Chrome is the most used browser on planet earth and the one likely to track you to the point of stalking as other browsers have taken the hint and added more privacy and security features. Besides, Chrome these days is a sloth compared to a few new models that have hit the streets. Honestly, I do not understand Chrome’s popularity. Do users not understand what Chrome does?

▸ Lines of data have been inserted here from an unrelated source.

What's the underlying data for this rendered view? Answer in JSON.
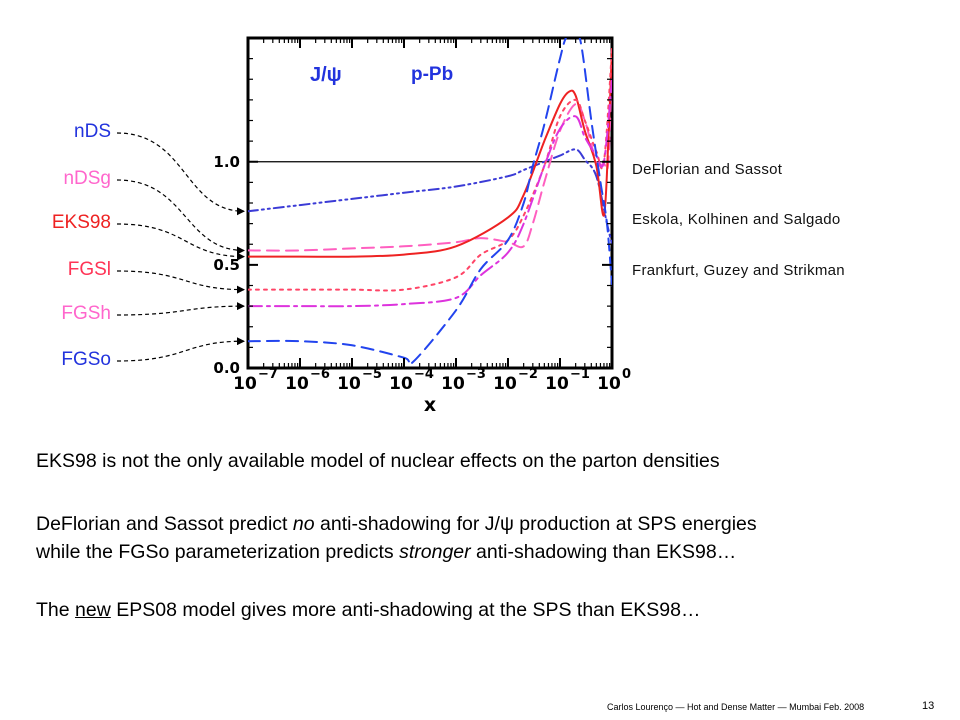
{
  "chart_data": {
    "type": "line",
    "title": "",
    "plot_labels": {
      "particle": "J/ψ",
      "system": "p-Pb"
    },
    "xlabel": "x",
    "xscale": "log",
    "xlim": [
      1e-07,
      1
    ],
    "ylim": [
      0,
      1.6
    ],
    "x_ticks": [
      {
        "x": 1e-07,
        "base": "10",
        "exp": "−7"
      },
      {
        "x": 1e-06,
        "base": "10",
        "exp": "−6"
      },
      {
        "x": 1e-05,
        "base": "10",
        "exp": "−5"
      },
      {
        "x": 0.0001,
        "base": "10",
        "exp": "−4"
      },
      {
        "x": 0.001,
        "base": "10",
        "exp": "−3"
      },
      {
        "x": 0.01,
        "base": "10",
        "exp": "−2"
      },
      {
        "x": 0.1,
        "base": "10",
        "exp": "−1"
      },
      {
        "x": 1,
        "base": "10",
        "exp": "0"
      }
    ],
    "y_ticks": [
      {
        "y": 0.0,
        "label": "0.0"
      },
      {
        "y": 0.5,
        "label": "0.5"
      },
      {
        "y": 1.0,
        "label": "1.0"
      }
    ],
    "reference_line": 1.0,
    "grid": false,
    "series": [
      {
        "name": "nDS",
        "color": "#3b3bd6",
        "dash": "dashdotdot",
        "x": [
          1e-07,
          1e-06,
          1e-05,
          0.0001,
          0.001,
          0.01,
          0.02,
          0.05,
          0.1,
          0.2,
          0.3,
          0.5,
          0.8,
          1
        ],
        "y": [
          0.76,
          0.79,
          0.82,
          0.85,
          0.88,
          0.93,
          0.96,
          1.0,
          1.03,
          1.06,
          1.01,
          0.93,
          0.7,
          0.6
        ]
      },
      {
        "name": "nDSg",
        "color": "#ff5fc0",
        "dash": "dashed",
        "x": [
          1e-07,
          1e-06,
          1e-05,
          0.0001,
          0.001,
          0.003,
          0.01,
          0.02,
          0.03,
          0.05,
          0.1,
          0.2,
          0.3,
          0.5,
          0.7,
          0.85,
          1
        ],
        "y": [
          0.57,
          0.57,
          0.58,
          0.59,
          0.61,
          0.63,
          0.61,
          0.59,
          0.7,
          0.9,
          1.15,
          1.28,
          1.2,
          1.0,
          0.99,
          1.0,
          1.5
        ]
      },
      {
        "name": "EKS98",
        "color": "#ee2222",
        "dash": "solid",
        "x": [
          1e-07,
          1e-06,
          1e-05,
          0.0001,
          0.001,
          0.01,
          0.02,
          0.05,
          0.1,
          0.15,
          0.2,
          0.3,
          0.5,
          0.7,
          0.85,
          1
        ],
        "y": [
          0.54,
          0.54,
          0.54,
          0.55,
          0.59,
          0.73,
          0.84,
          1.1,
          1.28,
          1.34,
          1.32,
          1.15,
          0.98,
          0.74,
          1.1,
          1.55
        ]
      },
      {
        "name": "FGSl",
        "color": "#ff4466",
        "dash": "dotted",
        "x": [
          1e-07,
          1e-06,
          1e-05,
          0.0001,
          0.001,
          0.003,
          0.01,
          0.02,
          0.05,
          0.1,
          0.2,
          0.3,
          0.5,
          0.7,
          1
        ],
        "y": [
          0.38,
          0.38,
          0.38,
          0.38,
          0.44,
          0.55,
          0.62,
          0.74,
          0.98,
          1.22,
          1.3,
          1.2,
          1.05,
          1.0,
          1.55
        ]
      },
      {
        "name": "FGSh",
        "color": "#dd33dd",
        "dash": "dashdot",
        "x": [
          1e-07,
          1e-06,
          1e-05,
          0.0001,
          0.001,
          0.003,
          0.01,
          0.02,
          0.05,
          0.1,
          0.2,
          0.3,
          0.5,
          0.7,
          1
        ],
        "y": [
          0.3,
          0.3,
          0.3,
          0.31,
          0.34,
          0.45,
          0.56,
          0.7,
          0.98,
          1.16,
          1.22,
          1.12,
          1.03,
          1.0,
          1.4
        ]
      },
      {
        "name": "FGSo",
        "color": "#2244ee",
        "dash": "dashed",
        "x": [
          1e-07,
          1e-06,
          1e-05,
          0.0001,
          0.00015,
          0.001,
          0.003,
          0.01,
          0.02,
          0.03,
          0.05,
          0.08,
          0.1,
          0.13,
          0.18,
          0.25,
          0.4,
          0.6,
          0.8,
          1
        ],
        "y": [
          0.13,
          0.13,
          0.11,
          0.05,
          0.03,
          0.28,
          0.48,
          0.62,
          0.8,
          0.98,
          1.18,
          1.4,
          1.5,
          1.6,
          1.62,
          1.58,
          1.2,
          0.9,
          0.7,
          0.4
        ]
      }
    ]
  },
  "side_notes": [
    "DeFlorian and Sassot",
    "Eskola, Kolhinen and Salgado",
    "Frankfurt, Guzey and Strikman"
  ],
  "paragraph1": "EKS98 is not the only available model of nuclear effects on the parton densities",
  "paragraph2": {
    "p1": "DeFlorian and Sassot predict ",
    "em1": "no",
    "p2": " anti-shadowing for J/ψ production at SPS energies",
    "line2a": "while the FGSo parameterization predicts ",
    "em2": "stronger",
    "line2b": " anti-shadowing than EKS98…"
  },
  "paragraph3": {
    "p1": "The ",
    "u": "new",
    "p2": " EPS08 model gives more anti-shadowing at the SPS than EKS98…"
  },
  "footer": "Carlos Lourenço — Hot and Dense Matter — Mumbai Feb. 2008",
  "page_number": "13"
}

The second most used browser on earth arguably is Apple’s Safari, thanks to a billion or so iOS device users. Typical Apple, Safari hits the sweet spot where usability meets speed which meets privacy and security. I use it. I like it.
What about Firefox?
This is a perfect example of where competition is a good thing. Chrome has marketshare, deserved or otherwise. Safari is built-in to everything Apple but exceeds Chrome in some respects. Firefox? The little webpage rendering engine that could has fallen on hard times in recent years with marketshare and usage slipping by the day.
The latest Firefox is called Firefox Quantum and is the result of a year long project where Mozilla tried to re-invent the browser. The end product is, well, another browser. It looks like a browser. It works like a browser. So, it’s a browser. It’s also the fastest browser I’ve ever used and if it came with a built-in virtual private network (VPN) like you find in the latest Opera, I’d use it more than Safari.

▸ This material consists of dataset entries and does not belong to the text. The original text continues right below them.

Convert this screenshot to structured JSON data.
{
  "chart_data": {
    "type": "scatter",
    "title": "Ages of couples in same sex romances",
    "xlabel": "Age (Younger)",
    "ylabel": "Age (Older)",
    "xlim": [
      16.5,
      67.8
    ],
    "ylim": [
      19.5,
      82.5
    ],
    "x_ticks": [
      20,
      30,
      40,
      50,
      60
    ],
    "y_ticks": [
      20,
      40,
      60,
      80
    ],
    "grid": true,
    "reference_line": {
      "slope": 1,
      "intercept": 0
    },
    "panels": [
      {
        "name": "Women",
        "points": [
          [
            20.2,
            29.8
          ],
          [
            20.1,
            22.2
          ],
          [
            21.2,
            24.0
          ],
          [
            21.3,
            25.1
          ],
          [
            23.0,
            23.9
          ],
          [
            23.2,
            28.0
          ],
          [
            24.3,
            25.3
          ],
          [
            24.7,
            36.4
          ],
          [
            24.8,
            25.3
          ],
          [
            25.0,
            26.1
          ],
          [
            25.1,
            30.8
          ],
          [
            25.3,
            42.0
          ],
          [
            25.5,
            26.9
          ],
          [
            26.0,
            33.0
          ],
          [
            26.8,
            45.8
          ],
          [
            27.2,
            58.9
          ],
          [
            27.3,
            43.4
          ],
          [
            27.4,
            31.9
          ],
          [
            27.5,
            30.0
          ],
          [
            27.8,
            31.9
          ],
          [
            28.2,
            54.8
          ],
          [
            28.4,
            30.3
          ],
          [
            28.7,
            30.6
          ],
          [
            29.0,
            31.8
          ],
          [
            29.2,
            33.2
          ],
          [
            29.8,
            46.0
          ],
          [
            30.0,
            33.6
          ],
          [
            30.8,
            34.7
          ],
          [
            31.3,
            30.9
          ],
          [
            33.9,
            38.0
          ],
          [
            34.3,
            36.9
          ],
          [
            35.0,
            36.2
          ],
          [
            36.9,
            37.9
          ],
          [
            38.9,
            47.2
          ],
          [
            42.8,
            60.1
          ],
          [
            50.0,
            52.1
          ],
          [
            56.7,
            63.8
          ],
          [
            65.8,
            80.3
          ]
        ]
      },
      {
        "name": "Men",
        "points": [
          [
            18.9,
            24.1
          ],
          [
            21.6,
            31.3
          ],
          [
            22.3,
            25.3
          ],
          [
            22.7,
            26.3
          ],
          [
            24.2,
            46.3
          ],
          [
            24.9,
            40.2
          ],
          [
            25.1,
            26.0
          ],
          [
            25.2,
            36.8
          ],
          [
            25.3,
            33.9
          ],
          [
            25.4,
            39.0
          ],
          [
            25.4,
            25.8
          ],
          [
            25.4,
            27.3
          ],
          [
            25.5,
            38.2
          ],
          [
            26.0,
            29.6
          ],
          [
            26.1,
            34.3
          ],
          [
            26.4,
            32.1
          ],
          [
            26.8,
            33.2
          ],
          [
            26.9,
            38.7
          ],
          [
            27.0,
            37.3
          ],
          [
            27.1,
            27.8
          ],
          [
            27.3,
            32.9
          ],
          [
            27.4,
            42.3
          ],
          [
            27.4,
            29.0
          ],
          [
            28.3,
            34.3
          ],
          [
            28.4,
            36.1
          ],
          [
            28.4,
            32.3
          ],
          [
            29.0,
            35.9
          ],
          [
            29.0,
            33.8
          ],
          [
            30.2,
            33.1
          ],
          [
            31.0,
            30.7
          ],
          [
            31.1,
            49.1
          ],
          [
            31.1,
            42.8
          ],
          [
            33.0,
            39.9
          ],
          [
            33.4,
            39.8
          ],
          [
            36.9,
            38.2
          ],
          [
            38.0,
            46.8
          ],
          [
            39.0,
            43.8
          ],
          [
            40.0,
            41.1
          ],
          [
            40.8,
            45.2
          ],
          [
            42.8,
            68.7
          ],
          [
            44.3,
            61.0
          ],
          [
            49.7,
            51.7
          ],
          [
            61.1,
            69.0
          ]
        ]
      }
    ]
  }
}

Firefox Quantum is fast. Which is to say visible faster than Chrome, faster at loading webpages than Safari, and, at least for the Mac, uses less memory and that uses less battery. In terms of look and feel, Quantum looks and feels like Opera but without some of the sidebar features. One feature you will like if you browse like me– a couple of dozen webpages open in tabs– is how fast it is to click to switch to each window.
Chrome don’t work that way, folks.
To be fair about a recommendation, I’m surprised that Mozilla doesn’t take Firefox to another level of privacy and security– add a VPN, and completely anonymize browsing– but I understand that spot between the rock and the hard place where it lives. Private browsing blocks online trackers and forgets your browsing history when you quit. That’s all well and good but a VPN would up the level of privacy. Still, I like Quantum’s new Private Browsing mode and Tracking Protection mode better than Opera.
As you would expect, you can import bookmarks, grab auto fill information from Safari, even capture passwords and history, but I like to start clean. Firefox Quantum also syncs up with other Mac and iPhone Firefox browsers via a Firefox account. And, of course, Firefox Quantum runs most– but not all– the standard Firefox extensions and add-ons.
The keys to success here are Mozilla’s continued focus on private browsing and tracker blockers but the speed is what you should try first. My biggest complaint is the default search engine. Yes, it’s Google and no search engine or advertising company tracks and stalks users more. But Google also pays Mozilla a few hundred million dollars for the privilege.
Still, the new Firefox Quantum is built for speed but you’ll stay for the privacy. If only it had a free VPN. Paid by Google.